Early Friday morning, 6-month-old Dillon Martinez’s father put him in the back of his car and drove to his job at a Helotes Wal-Mart. The father didn’t remember to drop the boy off at daycare and, by the time he got to work around 6:15 a.m., he’d forgotten his son was even in the car.
The boy was left in the car all day until his father finished his shift around 3 o’clock Friday, when temperatures reached the low hundreds, police say. Officials told the Express-News
the father was cooperative in their investigation, but had become so distraught he had to be taken to the hospital after complaining of chest pains. Helotes police haven’t yet said whether they plan to file charges against him.

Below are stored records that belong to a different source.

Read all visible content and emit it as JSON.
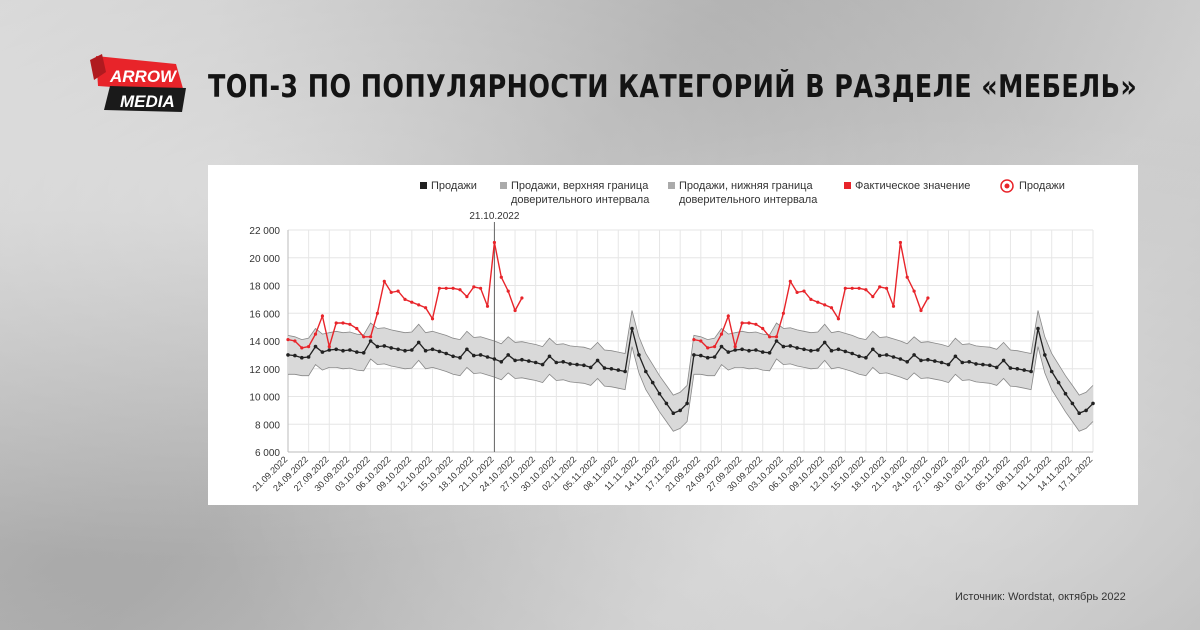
{
  "logo": {
    "line1": "ARROW",
    "line2": "MEDIA",
    "colors": {
      "red": "#e8242a",
      "black": "#1a1a1a"
    }
  },
  "header": {
    "title": "ТОП-3 ПО ПОПУЛЯРНОСТИ КАТЕГОРИЙ В РАЗДЕЛЕ «МЕБЕЛЬ»"
  },
  "legend": {
    "sales": "Продажи",
    "upper": "Продажи, верхняя граница доверительного интервала",
    "lower": "Продажи, нижняя граница доверительного интервала",
    "actual": "Фактическое значение",
    "sales_marker": "Продажи"
  },
  "colors": {
    "forecast": "#222222",
    "band": "#d9d9d9",
    "band_edge": "#888888",
    "actual": "#e8242a",
    "grid": "#e6e6e6"
  },
  "chart_data": {
    "type": "line",
    "title": "",
    "xlabel": "",
    "ylabel": "",
    "ylim": [
      6000,
      22000
    ],
    "y_ticks": [
      "6 000",
      "8 000",
      "10 000",
      "12 000",
      "14 000",
      "16 000",
      "18 000",
      "20 000",
      "22 000"
    ],
    "y_tick_values": [
      6000,
      8000,
      10000,
      12000,
      14000,
      16000,
      18000,
      20000,
      22000
    ],
    "x_tick_labels": [
      "21.09.2022",
      "24.09.2022",
      "27.09.2022",
      "30.09.2022",
      "03.10.2022",
      "06.10.2022",
      "09.10.2022",
      "12.10.2022",
      "15.10.2022",
      "18.10.2022",
      "21.10.2022",
      "24.10.2022",
      "27.10.2022",
      "30.10.2022",
      "02.11.2022",
      "05.11.2022",
      "08.11.2022",
      "11.11.2022",
      "14.11.2022",
      "17.11.2022",
      "21.09.2022",
      "24.09.2022",
      "27.09.2022",
      "30.09.2022",
      "03.10.2022",
      "06.10.2022",
      "09.10.2022",
      "12.10.2022",
      "15.10.2022",
      "18.10.2022",
      "21.10.2022",
      "24.10.2022",
      "27.10.2022",
      "30.10.2022",
      "02.11.2022",
      "05.11.2022",
      "08.11.2022",
      "11.11.2022",
      "14.11.2022",
      "17.11.2022"
    ],
    "vertical_marker": {
      "label": "21.10.2022",
      "index": 30
    },
    "grid": true,
    "legend_position": "top",
    "series": [
      {
        "name": "Продажи",
        "values": [
          13000,
          12950,
          12800,
          12850,
          13600,
          13200,
          13350,
          13400,
          13300,
          13350,
          13200,
          13150,
          14000,
          13600,
          13650,
          13500,
          13400,
          13300,
          13350,
          13900,
          13300,
          13400,
          13250,
          13100,
          12900,
          12800,
          13400,
          12950,
          13000,
          12850,
          12700,
          12500,
          13000,
          12600,
          12650,
          12550,
          12450,
          12300,
          12900,
          12450,
          12500,
          12350,
          12300,
          12250,
          12100,
          12600,
          12050,
          12000,
          11900,
          11800,
          14900,
          13000,
          11800,
          11000,
          10200,
          9500,
          8800,
          9000,
          9500,
          13000,
          12950,
          12800,
          12850,
          13600,
          13200,
          13350,
          13400,
          13300,
          13350,
          13200,
          13150,
          14000,
          13600,
          13650,
          13500,
          13400,
          13300,
          13350,
          13900,
          13300,
          13400,
          13250,
          13100,
          12900,
          12800,
          13400,
          12950,
          13000,
          12850,
          12700,
          12500,
          13000,
          12600,
          12650,
          12550,
          12450,
          12300,
          12900,
          12450,
          12500,
          12350,
          12300,
          12250,
          12100,
          12600,
          12050,
          12000,
          11900,
          11800,
          14900,
          13000,
          11800,
          11000,
          10200,
          9500,
          8800,
          9000,
          9500
        ]
      },
      {
        "name": "Продажи, верхняя граница доверительного интервала",
        "values": [
          14400,
          14300,
          14100,
          14200,
          14900,
          14500,
          14600,
          14700,
          14600,
          14650,
          14500,
          14450,
          15300,
          14900,
          14950,
          14800,
          14700,
          14600,
          14650,
          15200,
          14600,
          14700,
          14550,
          14400,
          14200,
          14100,
          14700,
          14250,
          14300,
          14150,
          14000,
          13800,
          14300,
          13900,
          13950,
          13850,
          13750,
          13600,
          14200,
          13750,
          13800,
          13650,
          13600,
          13550,
          13400,
          13900,
          13350,
          13300,
          13200,
          13100,
          16200,
          14300,
          13100,
          12300,
          11500,
          10800,
          10100,
          10300,
          10800,
          14400,
          14300,
          14100,
          14200,
          14900,
          14500,
          14600,
          14700,
          14600,
          14650,
          14500,
          14450,
          15300,
          14900,
          14950,
          14800,
          14700,
          14600,
          14650,
          15200,
          14600,
          14700,
          14550,
          14400,
          14200,
          14100,
          14700,
          14250,
          14300,
          14150,
          14000,
          13800,
          14300,
          13900,
          13950,
          13850,
          13750,
          13600,
          14200,
          13750,
          13800,
          13650,
          13600,
          13550,
          13400,
          13900,
          13350,
          13300,
          13200,
          13100,
          16200,
          14300,
          13100,
          12300,
          11500,
          10800,
          10100,
          10300,
          10800
        ]
      },
      {
        "name": "Продажи, нижняя граница доверительного интервала",
        "values": [
          11600,
          11600,
          11500,
          11500,
          12300,
          11900,
          12100,
          12100,
          12000,
          12050,
          11900,
          11850,
          12700,
          12300,
          12350,
          12200,
          12100,
          12000,
          12050,
          12600,
          12000,
          12100,
          11950,
          11800,
          11600,
          11500,
          12100,
          11650,
          11700,
          11550,
          11400,
          11200,
          11700,
          11300,
          11350,
          11250,
          11150,
          11000,
          11600,
          11150,
          11200,
          11050,
          11000,
          10950,
          10800,
          11300,
          10750,
          10700,
          10600,
          10500,
          13600,
          11700,
          10500,
          9700,
          8900,
          8200,
          7500,
          7700,
          8200,
          11600,
          11600,
          11500,
          11500,
          12300,
          11900,
          12100,
          12100,
          12000,
          12050,
          11900,
          11850,
          12700,
          12300,
          12350,
          12200,
          12100,
          12000,
          12050,
          12600,
          12000,
          12100,
          11950,
          11800,
          11600,
          11500,
          12100,
          11650,
          11700,
          11550,
          11400,
          11200,
          11700,
          11300,
          11350,
          11250,
          11150,
          11000,
          11600,
          11150,
          11200,
          11050,
          11000,
          10950,
          10800,
          11300,
          10750,
          10700,
          10600,
          10500,
          13600,
          11700,
          10500,
          9700,
          8900,
          8200,
          7500,
          7700,
          8200
        ]
      },
      {
        "name": "Фактическое значение",
        "segments": [
          {
            "start_index": 0,
            "values": [
              14100,
              14000,
              13500,
              13600,
              14500,
              15800,
              13600,
              15300,
              15300,
              15200,
              14900,
              14300,
              14300,
              16000,
              18300,
              17500,
              17600,
              17000,
              16800,
              16600,
              16400,
              15600,
              17800,
              17800,
              17800,
              17700,
              17200,
              17900,
              17800,
              16500,
              21100,
              18600,
              17600,
              16200,
              17100
            ]
          },
          {
            "start_index": 59,
            "values": [
              14100,
              14000,
              13500,
              13600,
              14500,
              15800,
              13600,
              15300,
              15300,
              15200,
              14900,
              14300,
              14300,
              16000,
              18300,
              17500,
              17600,
              17000,
              16800,
              16600,
              16400,
              15600,
              17800,
              17800,
              17800,
              17700,
              17200,
              17900,
              17800,
              16500,
              21100,
              18600,
              17600,
              16200,
              17100
            ]
          }
        ]
      }
    ]
  },
  "source": {
    "text": "Источник: Wordstat, октябрь 2022"
  }
}
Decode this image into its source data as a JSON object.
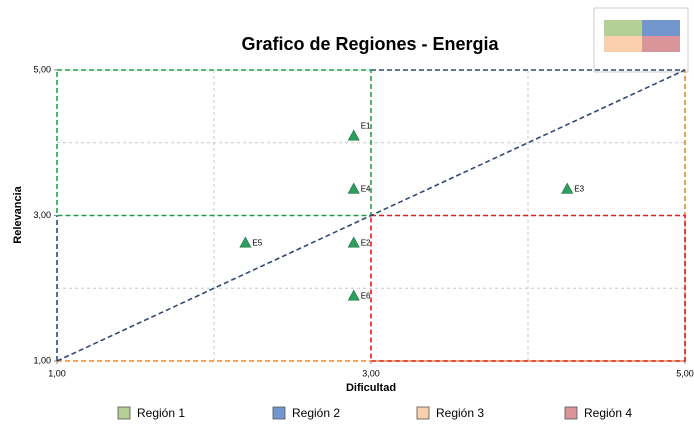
{
  "chart_data": {
    "type": "scatter",
    "title": "Grafico de Regiones - Energia",
    "x_label": "Dificultad",
    "y_label": "Relevancia",
    "x": [
      2.89,
      2.89,
      4.25,
      2.2,
      2.89,
      2.89
    ],
    "values": [
      4.09,
      3.36,
      3.36,
      2.62,
      2.62,
      1.89
    ],
    "point_labels": [
      "E1",
      "E4",
      "E3",
      "E5",
      "E2",
      "E6"
    ],
    "color": "#2e9e5e",
    "xlim": [
      1,
      5
    ],
    "ylim": [
      1,
      5
    ],
    "xticks": [
      {
        "value": 1,
        "label": "1,00"
      },
      {
        "value": 3,
        "label": "3,00"
      },
      {
        "value": 5,
        "label": "5,00"
      }
    ],
    "yticks": [
      {
        "value": 1,
        "label": "1,00"
      },
      {
        "value": 3,
        "label": "3,00"
      },
      {
        "value": 5,
        "label": "5,00"
      }
    ],
    "xgrid": [
      2,
      4
    ],
    "ygrid": [
      2,
      4
    ],
    "legend": [
      {
        "name": "Región 1",
        "color": "#b3cf94"
      },
      {
        "name": "Región 2",
        "color": "#7396cf"
      },
      {
        "name": "Región 3",
        "color": "#f9cfac"
      },
      {
        "name": "Región 4",
        "color": "#d9959a"
      }
    ]
  }
}
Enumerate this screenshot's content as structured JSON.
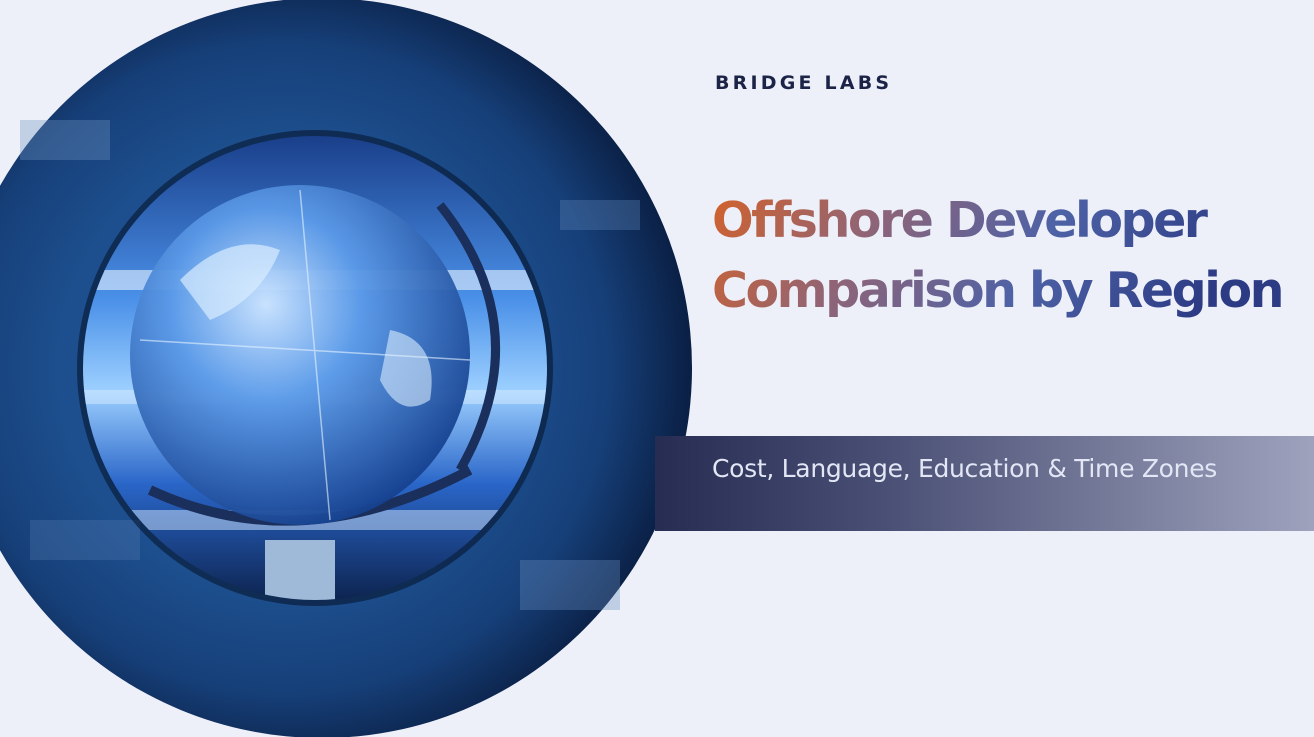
{
  "brand": {
    "logo_text": "BRIDGE LABS"
  },
  "hero": {
    "title": "Offshore Developer Comparison by Region",
    "subtitle": "Cost, Language, Education & Time Zones",
    "image": "crystal-globe-photo"
  },
  "colors": {
    "background": "#eef0f9",
    "title_gradient_start": "#d4622a",
    "title_gradient_end": "#2c3b84",
    "banner_start": "#262c52",
    "banner_end": "#9ea2bd",
    "logo": "#1b2447"
  }
}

The infant was the sixth child to die after being left in a hot car in Texas this year, according to researchers at San Jose State University
. There have been at least 27 in the country so far in 2016.
As the AP reports
, the number of kids dying from heatstroke after being left in hot cars began to rise not long after passenger-side airbags became ubiquitous in the 1990s. Once it became clear it was dangerous to seat children near airbags, more and more parents started to buckle their kids up in the back seat. Researchers studying the issue at San Jose State say that as airbag fatalities began to drop, the number of kids dying of heat stroke started to go up as more and more parents forgot and left them in the back seat during hot days. In 2010, the worst year on record, 49 kids across the country died after being trapped in hot cars.
Researchers say parents should make a habit of checking
the back seat every time they get out of the car. They also say you can keep a stuffed animal in the carseat whenever your kid isn't with you, and move the stuffed animal to the front as a reminder of whenever the child is in the car.